Sunday, July 6, 2008

Commodity prices, not weather, affecting markets so far

The livestock markets, including cattle, hogs and poultry, are affected more so far this growing season by high grain prices, particularly corn, than drought, floods or pestilence.

USDA revised its corn acreage report to show much less loss than expected from the Mississippi River flooding, levelling out grain prices, but certainly not bringing them down. Corn prices are much more a function of the dual demand from ethanol and livestock consumption, than the weather.

The primary effect on livestock is that numbers are being cut. Cattle, hog and poultry numbers are down already, and will come down further, because grain is too pricey to profitably feed to livestock. This will, in turn, put less meat on the retail market and it will be more expensive in the supermarket. This effect is already reflected to some extent in food prices, but it will get more pronounced through the rest of this year and early next year, analysts say.

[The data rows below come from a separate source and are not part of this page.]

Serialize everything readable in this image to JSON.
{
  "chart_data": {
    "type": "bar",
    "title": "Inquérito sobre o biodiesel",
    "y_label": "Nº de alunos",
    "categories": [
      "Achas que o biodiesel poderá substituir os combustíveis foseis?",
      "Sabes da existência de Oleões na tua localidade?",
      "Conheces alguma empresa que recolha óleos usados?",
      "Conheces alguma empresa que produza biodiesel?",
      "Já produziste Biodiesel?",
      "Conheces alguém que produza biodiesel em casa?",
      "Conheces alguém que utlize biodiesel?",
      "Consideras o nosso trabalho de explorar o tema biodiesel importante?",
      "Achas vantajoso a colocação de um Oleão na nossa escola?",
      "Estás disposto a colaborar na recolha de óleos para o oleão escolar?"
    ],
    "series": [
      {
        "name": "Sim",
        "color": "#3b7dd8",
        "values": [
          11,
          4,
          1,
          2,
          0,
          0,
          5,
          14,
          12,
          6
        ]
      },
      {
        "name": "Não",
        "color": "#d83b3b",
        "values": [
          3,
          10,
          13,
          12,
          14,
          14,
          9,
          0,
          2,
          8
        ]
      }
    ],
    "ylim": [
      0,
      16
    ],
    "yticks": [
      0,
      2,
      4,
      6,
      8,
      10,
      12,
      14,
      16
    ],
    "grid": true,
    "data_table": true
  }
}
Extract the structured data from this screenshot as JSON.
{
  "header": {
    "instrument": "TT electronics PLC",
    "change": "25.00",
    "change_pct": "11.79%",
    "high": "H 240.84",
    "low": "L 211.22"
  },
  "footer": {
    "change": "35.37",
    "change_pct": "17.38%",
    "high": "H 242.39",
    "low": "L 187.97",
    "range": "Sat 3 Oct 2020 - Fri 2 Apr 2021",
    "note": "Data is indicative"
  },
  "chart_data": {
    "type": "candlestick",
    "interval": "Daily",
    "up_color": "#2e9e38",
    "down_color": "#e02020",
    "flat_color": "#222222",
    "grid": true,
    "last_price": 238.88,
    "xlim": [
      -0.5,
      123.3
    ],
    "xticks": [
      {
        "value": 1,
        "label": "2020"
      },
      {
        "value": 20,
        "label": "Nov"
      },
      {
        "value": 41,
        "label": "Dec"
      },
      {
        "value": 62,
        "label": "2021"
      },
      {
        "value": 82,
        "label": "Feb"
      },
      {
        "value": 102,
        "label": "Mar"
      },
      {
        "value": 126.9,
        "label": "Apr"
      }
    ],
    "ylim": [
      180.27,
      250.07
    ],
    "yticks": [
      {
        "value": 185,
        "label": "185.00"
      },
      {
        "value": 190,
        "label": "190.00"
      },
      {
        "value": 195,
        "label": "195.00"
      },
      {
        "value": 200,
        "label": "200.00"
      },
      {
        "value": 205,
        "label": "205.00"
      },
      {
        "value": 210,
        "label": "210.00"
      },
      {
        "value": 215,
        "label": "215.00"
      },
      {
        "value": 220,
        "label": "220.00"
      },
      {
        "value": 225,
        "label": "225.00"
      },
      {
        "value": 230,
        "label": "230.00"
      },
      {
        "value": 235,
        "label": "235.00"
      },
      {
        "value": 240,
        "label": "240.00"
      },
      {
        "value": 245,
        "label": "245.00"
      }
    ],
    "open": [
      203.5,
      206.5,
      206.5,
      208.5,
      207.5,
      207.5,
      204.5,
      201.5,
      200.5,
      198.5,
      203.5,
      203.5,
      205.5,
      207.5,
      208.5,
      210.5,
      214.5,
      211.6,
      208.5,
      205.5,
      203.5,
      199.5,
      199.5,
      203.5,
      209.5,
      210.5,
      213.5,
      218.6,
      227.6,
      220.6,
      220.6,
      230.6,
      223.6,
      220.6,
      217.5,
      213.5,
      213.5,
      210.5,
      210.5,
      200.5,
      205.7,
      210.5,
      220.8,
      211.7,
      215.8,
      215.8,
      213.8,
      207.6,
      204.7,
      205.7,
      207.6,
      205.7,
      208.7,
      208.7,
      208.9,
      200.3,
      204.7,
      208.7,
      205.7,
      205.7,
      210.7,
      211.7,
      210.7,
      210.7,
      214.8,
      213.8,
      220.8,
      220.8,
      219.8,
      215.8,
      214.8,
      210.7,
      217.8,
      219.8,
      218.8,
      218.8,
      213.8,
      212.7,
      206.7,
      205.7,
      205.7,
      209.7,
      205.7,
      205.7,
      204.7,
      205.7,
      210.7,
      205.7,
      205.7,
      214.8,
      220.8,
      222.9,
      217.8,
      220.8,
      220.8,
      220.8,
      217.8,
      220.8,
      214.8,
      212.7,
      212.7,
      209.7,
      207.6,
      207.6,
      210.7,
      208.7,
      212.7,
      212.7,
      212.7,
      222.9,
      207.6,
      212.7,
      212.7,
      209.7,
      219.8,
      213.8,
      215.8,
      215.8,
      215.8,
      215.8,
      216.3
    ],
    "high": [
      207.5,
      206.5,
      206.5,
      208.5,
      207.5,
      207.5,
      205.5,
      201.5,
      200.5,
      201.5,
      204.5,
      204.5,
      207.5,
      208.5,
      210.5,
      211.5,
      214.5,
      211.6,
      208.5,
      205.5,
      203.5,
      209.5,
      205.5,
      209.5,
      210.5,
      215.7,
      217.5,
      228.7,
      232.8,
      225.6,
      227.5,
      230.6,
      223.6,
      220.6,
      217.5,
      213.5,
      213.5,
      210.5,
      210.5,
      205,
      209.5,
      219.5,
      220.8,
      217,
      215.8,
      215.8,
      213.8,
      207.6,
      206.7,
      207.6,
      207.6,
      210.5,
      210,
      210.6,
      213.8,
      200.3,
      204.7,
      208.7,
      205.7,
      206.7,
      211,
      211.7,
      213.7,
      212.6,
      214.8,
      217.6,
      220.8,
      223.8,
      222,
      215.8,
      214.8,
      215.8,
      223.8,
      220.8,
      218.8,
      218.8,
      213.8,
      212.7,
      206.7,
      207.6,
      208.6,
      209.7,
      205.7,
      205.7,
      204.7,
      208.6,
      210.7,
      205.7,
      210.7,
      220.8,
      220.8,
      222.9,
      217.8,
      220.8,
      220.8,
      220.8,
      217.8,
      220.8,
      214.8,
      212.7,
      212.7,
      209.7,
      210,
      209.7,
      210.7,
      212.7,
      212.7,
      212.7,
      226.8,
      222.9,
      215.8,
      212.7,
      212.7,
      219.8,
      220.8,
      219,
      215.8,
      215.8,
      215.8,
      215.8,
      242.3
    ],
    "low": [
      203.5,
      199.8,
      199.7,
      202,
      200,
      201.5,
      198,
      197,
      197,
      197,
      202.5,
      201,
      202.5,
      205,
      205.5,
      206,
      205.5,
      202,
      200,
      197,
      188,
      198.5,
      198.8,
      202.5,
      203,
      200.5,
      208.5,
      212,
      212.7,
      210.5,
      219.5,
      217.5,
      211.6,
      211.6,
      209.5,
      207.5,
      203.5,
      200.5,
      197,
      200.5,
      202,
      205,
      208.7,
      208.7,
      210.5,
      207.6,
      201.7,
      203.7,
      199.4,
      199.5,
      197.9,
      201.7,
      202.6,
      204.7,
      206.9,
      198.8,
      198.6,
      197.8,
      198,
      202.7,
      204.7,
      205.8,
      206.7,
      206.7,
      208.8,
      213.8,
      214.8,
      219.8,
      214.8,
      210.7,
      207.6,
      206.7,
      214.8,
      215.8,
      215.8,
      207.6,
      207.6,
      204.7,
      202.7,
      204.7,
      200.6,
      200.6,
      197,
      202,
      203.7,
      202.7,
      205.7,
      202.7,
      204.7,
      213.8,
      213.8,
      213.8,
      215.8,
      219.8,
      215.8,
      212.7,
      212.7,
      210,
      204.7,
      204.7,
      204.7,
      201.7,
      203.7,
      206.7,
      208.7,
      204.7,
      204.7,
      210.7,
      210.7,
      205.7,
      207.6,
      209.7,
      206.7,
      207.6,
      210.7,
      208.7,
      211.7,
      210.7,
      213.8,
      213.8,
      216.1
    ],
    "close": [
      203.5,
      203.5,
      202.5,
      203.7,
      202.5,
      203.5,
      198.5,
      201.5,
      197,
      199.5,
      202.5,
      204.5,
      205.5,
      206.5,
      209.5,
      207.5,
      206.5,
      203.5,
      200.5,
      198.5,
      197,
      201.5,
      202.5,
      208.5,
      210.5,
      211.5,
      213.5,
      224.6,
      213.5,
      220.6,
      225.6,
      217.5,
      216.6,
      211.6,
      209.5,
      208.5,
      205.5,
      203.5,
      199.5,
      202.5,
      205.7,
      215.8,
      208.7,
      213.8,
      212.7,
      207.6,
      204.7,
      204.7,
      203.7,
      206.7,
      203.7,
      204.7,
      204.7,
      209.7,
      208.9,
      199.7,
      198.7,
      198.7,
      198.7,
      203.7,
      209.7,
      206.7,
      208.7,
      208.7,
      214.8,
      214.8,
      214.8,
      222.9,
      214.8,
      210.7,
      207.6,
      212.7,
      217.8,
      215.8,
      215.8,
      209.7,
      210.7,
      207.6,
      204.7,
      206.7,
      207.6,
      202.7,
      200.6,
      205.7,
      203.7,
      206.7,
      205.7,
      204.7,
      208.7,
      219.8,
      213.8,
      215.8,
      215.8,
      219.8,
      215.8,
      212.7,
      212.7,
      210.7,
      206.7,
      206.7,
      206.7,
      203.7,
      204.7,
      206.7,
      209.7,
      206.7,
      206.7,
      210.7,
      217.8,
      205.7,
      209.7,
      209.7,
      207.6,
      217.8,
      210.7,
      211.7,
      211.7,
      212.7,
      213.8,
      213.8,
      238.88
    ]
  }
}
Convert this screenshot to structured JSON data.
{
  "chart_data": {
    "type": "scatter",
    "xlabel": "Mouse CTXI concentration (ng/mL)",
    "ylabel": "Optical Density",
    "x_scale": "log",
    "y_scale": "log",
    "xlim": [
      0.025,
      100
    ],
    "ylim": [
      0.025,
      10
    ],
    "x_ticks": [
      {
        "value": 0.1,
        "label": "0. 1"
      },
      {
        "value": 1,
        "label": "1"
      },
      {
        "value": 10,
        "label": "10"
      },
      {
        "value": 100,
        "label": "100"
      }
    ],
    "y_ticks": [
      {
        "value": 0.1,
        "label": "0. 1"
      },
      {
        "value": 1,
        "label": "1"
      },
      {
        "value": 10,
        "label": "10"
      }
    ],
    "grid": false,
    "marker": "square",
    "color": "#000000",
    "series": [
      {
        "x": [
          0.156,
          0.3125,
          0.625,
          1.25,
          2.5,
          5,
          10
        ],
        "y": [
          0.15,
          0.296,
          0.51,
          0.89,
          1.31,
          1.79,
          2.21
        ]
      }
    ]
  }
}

With this election over in the fall, and more scientific consensus that ethanol from corn is not an efficient way to produce gasoline, there will be a shakeout in the ethanol business, and Congress might even drop subsidies, and tariffs on foreign ethanol. This will lessen the competition for corn, as ethanol makes no sense without the federal subsidy, and bring corn prices down to where the livestock industry can afford to feed it again.

Everybody has to eat, and high food prices will catch the attention of politicians. One sure way to bring prices down is to get corn prices in line. It not only affects meat, but any product like soft drinks and baked goods, that use corn sweeteners. This reality will sink in quickly, and bring action.